De buitengebouwen liggen bij de entree van het Christoffelpark. Sinds 2010 is het Savonet Museum er gevestigd.[2]

De plantage[bewerken | brontekst bewerken]

Plantage Savonet werd rond 1662 aangelegd door Willem Beck en is daarmee een van de oudste plantages op Curaçao.[3][4][5] De naam zou zijn afgeleid van het woord "savanne" of van de aanwezigheid van de "zeepboom" of "savonetappel" (Sapindus saponaria L.).[1]

De plantage begon met de productie van gierst en ging later over op pinda's. Na de samenvoeging met Zorgvlied werden experimenten gedaan met indigo, katoen (vanaf 1837 in een aparte katoentuin), sisal en vanaf 1848 met cochenille.[6] Er werd ook op kleine schaal koffie verbouwd en rond de eeuwwisseling kokos en rode mombinpruim (makapruim).[7][8] Andere gewassen waren aloë (vanaf eind negentiende eeuw) en maïs (nog steeds in gebruik). Ook was er een boomgaard, het mahokkenbos (mahoniebos) waar ook enkele mispels en dadelpalmen groeien. Savonet was een van de meest productieve plantages van Curaçao, maar toch werd naar schatting slechts tien procent van de grond gebruikt voor gewassen.[9] Op de plantage werden ook veel koeien, schapen, geiten en pluimvee gehouden.[10]

Rond 1830 werd Savonet door Matthias van der Dijs samengevoegd met Zorgvlied. Hierdoor omvatte de plantage 1574 hectare land, waarmee dit het grootste landgoed van het eiland werd.[3][4][9] HIj telde in de tweede helft van de negentiende eeuw ongeveer 2400 schapen, 850 geiten, 400 koeien en 60 varkens.[11] De plantage was werkzaam tot het sanatorium in Willemstad vanaf 1963 geen melk meer afnam. Daarna werden de koeien verkocht.[3] Het vroegere irrigatiesysteem is nog redelijk intact. Door het hele Christoffelpark liggen vele putten, dammen en watermolens om het water vast te houden in het droge gebied.

Plantage Savonet is kandidaat voor de Werelderfgoedlijst van UNESCO.[12]

Zorgvlied en Zevenbergen[bewerken | brontekst bewerken]

De plantages Zorgvlied en Zevenbergen lagen hoger in de bergen van het Christoffelpark dan Savonet. Omdat hier minder water beschikbaar was en de beschikbare hoeveelheid geschikte landbouwgrond veel kleiner, waren ze vanaf het begin eigenlijk niet levensvatbaar en gedoemd om te worden verlaten, verkocht en te worden samengevoegd met grotere plantages om als veegrond te kunnen dienen.[9]

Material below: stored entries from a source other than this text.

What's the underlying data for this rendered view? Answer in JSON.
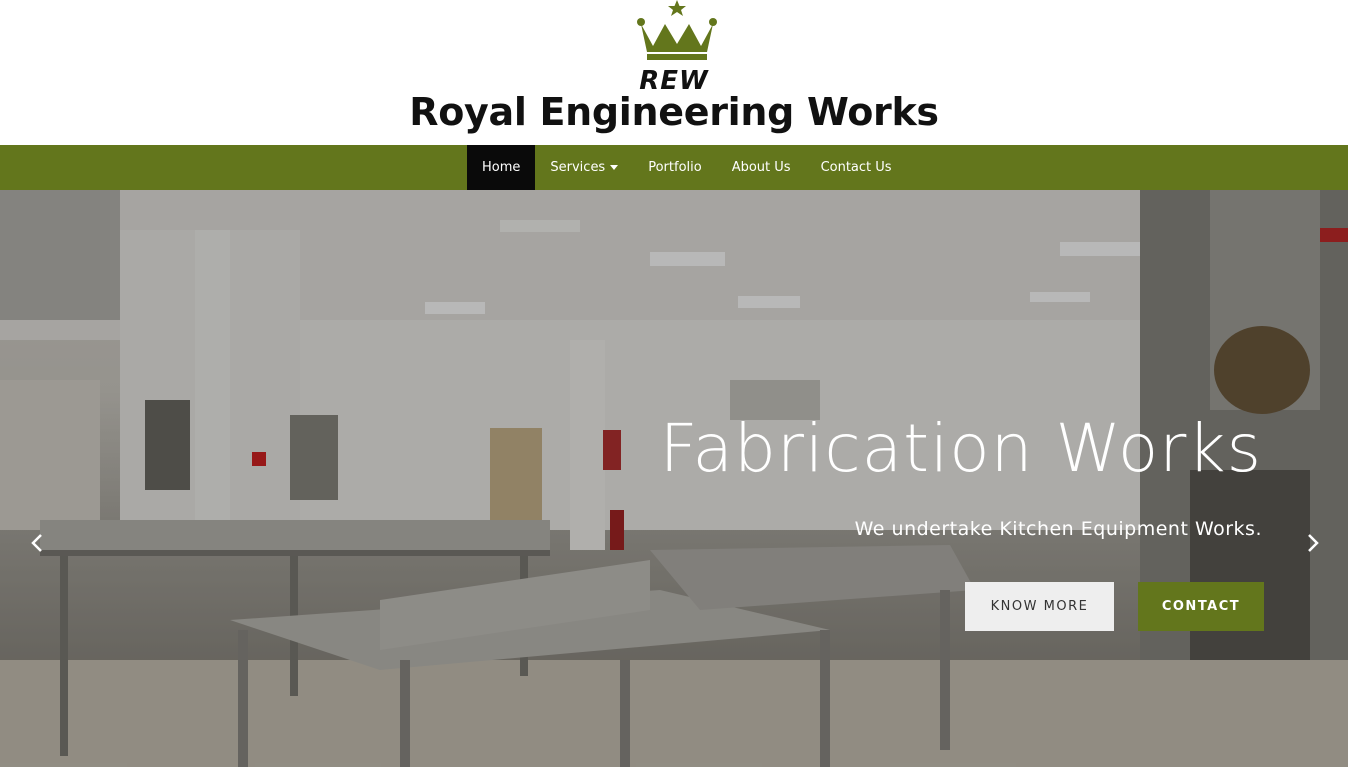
{
  "brand": {
    "logo_text": "REW",
    "site_title": "Royal Engineering Works",
    "accent_color": "#63761c",
    "crown_icon": "crown-icon"
  },
  "nav": {
    "items": [
      {
        "label": "Home",
        "active": true
      },
      {
        "label": "Services",
        "has_dropdown": true
      },
      {
        "label": "Portfolio"
      },
      {
        "label": "About Us"
      },
      {
        "label": "Contact Us"
      }
    ]
  },
  "hero": {
    "title": "Fabrication Works",
    "subtitle": "We undertake Kitchen Equipment Works.",
    "know_more_label": "KNOW MORE",
    "contact_label": "CONTACT",
    "prev_icon": "chevron-left-icon",
    "next_icon": "chevron-right-icon"
  }
}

Zorgvlied is kort na 1700 gesticht. Het landhuis had open zicht op Savonet om in geval van gevaar elkaar met vuur te kunnen waarschuwen.[13] In 1715 werd het een 'waardeloos stuk grond' genoemd en in 1720 werd het verenigd met Savonet,[9] maar later werd het goed weer gesplitst. Het landhuis werd verwoest tijdens de slavenopstand van 1795. In 1827 of 1834 werd het door Matthias van der Dijs voor de tweede keer bij Savonet getrokken.[4][9][3]

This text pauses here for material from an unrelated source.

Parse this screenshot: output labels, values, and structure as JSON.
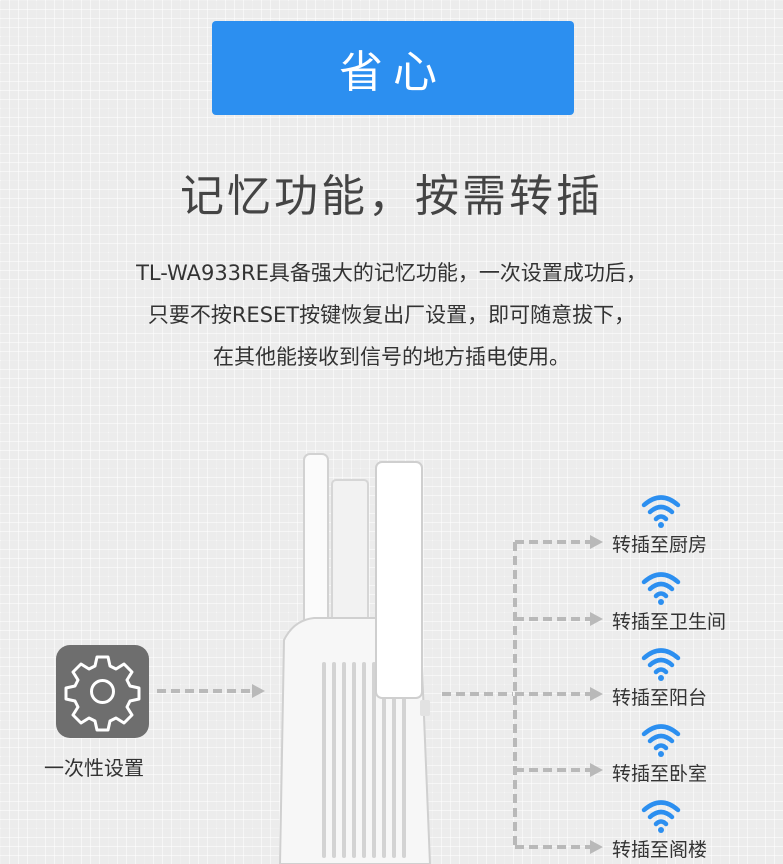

Over Zevenbergen is weinig bekend behalve dat tot slaaf gemaakten zich tijdens de opstand van 1795 in de voorraadschuren verschansten, waarop de Hollanders deze in brand staken en de waterbronnen vergiftigden om de opstand te breken. De plantage van 650 hectare werd in 1864 net als landgoed Lagún samengevoegd met plantage Knip (dit was overigens vóór 1834 ook al het geval[14]) en is sindsdien verworden tot een ruïne.[15] In die eeuw moet het landgoed eveneens bij Savonet zijn gevoegd.

Het plantagehuis[bewerken | brontekst bewerken]

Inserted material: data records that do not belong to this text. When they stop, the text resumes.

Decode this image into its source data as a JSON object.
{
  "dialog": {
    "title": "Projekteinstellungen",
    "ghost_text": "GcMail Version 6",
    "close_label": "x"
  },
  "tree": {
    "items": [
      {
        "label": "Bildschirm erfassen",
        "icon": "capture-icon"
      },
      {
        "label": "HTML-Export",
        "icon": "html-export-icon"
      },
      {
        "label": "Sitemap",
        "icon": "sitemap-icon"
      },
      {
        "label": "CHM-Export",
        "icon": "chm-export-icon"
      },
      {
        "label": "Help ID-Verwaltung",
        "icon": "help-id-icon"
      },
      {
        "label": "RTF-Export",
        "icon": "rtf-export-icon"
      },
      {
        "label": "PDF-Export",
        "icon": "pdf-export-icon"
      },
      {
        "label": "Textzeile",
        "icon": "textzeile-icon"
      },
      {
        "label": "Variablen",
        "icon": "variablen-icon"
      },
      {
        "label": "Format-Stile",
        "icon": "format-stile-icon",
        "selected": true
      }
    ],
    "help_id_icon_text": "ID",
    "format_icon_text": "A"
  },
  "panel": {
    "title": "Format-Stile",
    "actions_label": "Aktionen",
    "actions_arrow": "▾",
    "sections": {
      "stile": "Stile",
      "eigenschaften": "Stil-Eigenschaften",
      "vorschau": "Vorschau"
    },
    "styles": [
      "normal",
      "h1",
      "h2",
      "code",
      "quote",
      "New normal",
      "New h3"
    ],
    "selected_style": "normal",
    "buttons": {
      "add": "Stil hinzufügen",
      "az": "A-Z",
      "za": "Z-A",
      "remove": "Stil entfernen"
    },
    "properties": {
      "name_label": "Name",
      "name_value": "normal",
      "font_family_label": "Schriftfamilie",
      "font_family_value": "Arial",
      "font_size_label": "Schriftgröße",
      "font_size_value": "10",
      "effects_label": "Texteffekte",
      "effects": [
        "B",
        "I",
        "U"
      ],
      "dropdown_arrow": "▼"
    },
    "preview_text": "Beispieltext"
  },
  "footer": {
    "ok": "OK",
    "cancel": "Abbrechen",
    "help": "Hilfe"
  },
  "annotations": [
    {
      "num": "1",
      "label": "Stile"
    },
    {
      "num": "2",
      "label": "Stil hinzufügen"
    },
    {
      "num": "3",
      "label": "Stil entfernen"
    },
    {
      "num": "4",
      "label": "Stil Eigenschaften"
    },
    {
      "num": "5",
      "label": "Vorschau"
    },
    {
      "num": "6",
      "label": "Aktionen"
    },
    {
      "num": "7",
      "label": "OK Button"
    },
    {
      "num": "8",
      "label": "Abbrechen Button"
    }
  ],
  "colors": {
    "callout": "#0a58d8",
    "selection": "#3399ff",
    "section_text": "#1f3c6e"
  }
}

Het koloniale plantagehuis Savonet is gebouwd tussen 1662 en 1664. De meeste bouwmaterialen moesten uit Holland komen waardoor de levertijd lang en onzeker was, dus gebruikte men een pleister van gebluste kalk en zand op koraalsteen en -puin. Omdat de brokken koraal niet allemaal even groot waren, maakten de bouwers de muren dik. De Hollandse dakpannen zijn meer dan 150 jaar oud.[1]

Het centrale deel van het hoofdgebouw heeft één verdieping met een rechthoekige plattegrond, een zadeldak met dakkapellen, een topgevel met pijnappelbekroning, en staat op een verhoging. Het heeft flankerende galerijen met schuine daken en een terras rondom. De plantagevoorzieningen omvatten onder meer magasina’s (opslagplaatsen), stallen, veekralen, een zuivel- en maalhuis, smederij, dorsvloer, waterbak en overblijfselen van de slavennederzetting.[16]

Het landhuis zou volgens een volksverhaal in 1806 zijn platgebrand door de Engelse kapitein John Murray en tussen 1815 en 1834 in achttiende-eeuwse stijl ernaast zijn herbouwd, maar bij opgravingen bij de restauratie van het huis in 2009 werden geen bewijzen gevonden voor een brand.[13]

Slavernij[bewerken | brontekst bewerken]

De voormalige slavenhuisjes op Savonet (1964)

Volgens sommige documenten werkten op Savonet op zijn 'hoogtepunt' 242 tot slaaf gemaakten. Omdat water schaars was, leden de tot slaaf gemaakten en zelfs hun eigenaren armoede en soms zelfs honger. Iedereen op de plantage was afhankelijk van de oogst, daarom was het belangrijk dat deze slaagde. Mede omdat tot slaaf gemaakten een grote investering vormden, werden zij relatief "goed" behandeld. Na de afschaffing van de slavernij in 1863 bleven de vrije slaven dan ook op de plantage werken in ruil voor een stukje land. Hierdoor bleef deze tot in de jaren 1950 functioneren.[1][13]

Op een kleine honderd meter ten westen van de ruïnes van Zorgvlied staat het vervallen bombahuis (kas di bomba) en een slavenpaal (djaka comé), waar volgens volksverhalen tot slaaf gemaakten gemarteld werden. In het bombahuis woonde de slavenopzichter die tot slaaf gemaakten die zich niet aan de regels hielden zweepslagen zou hebben gegeven aan deze paal, die ook genoemd wordt in de Sambumbu-boekjes van pater Paul Brenneker. De stenen paal was oorspronkelijk echter mogelijk een soort baken waarop vuur werd gestookt om smokkelwaar aan land te brengen. Aan het slavenverhaal wordt getwijfeld.[17] [6]

Nabij Zorgvlied ligt een berg stenen met de naam 'Piedra di monton'. Deze berg werd aangelegd door tot slaaf gemaakten en verwijst naar het bijgeloof dat als een tot slaaf gemaakte geen zout at en een steen op de berg legde, de berg na verloop van tijd hoog genoeg zou zijn om tot slaaf gemaakten door het zingen van een speciaal lied terug te laten vliegen naar het vrije Afrika.[6]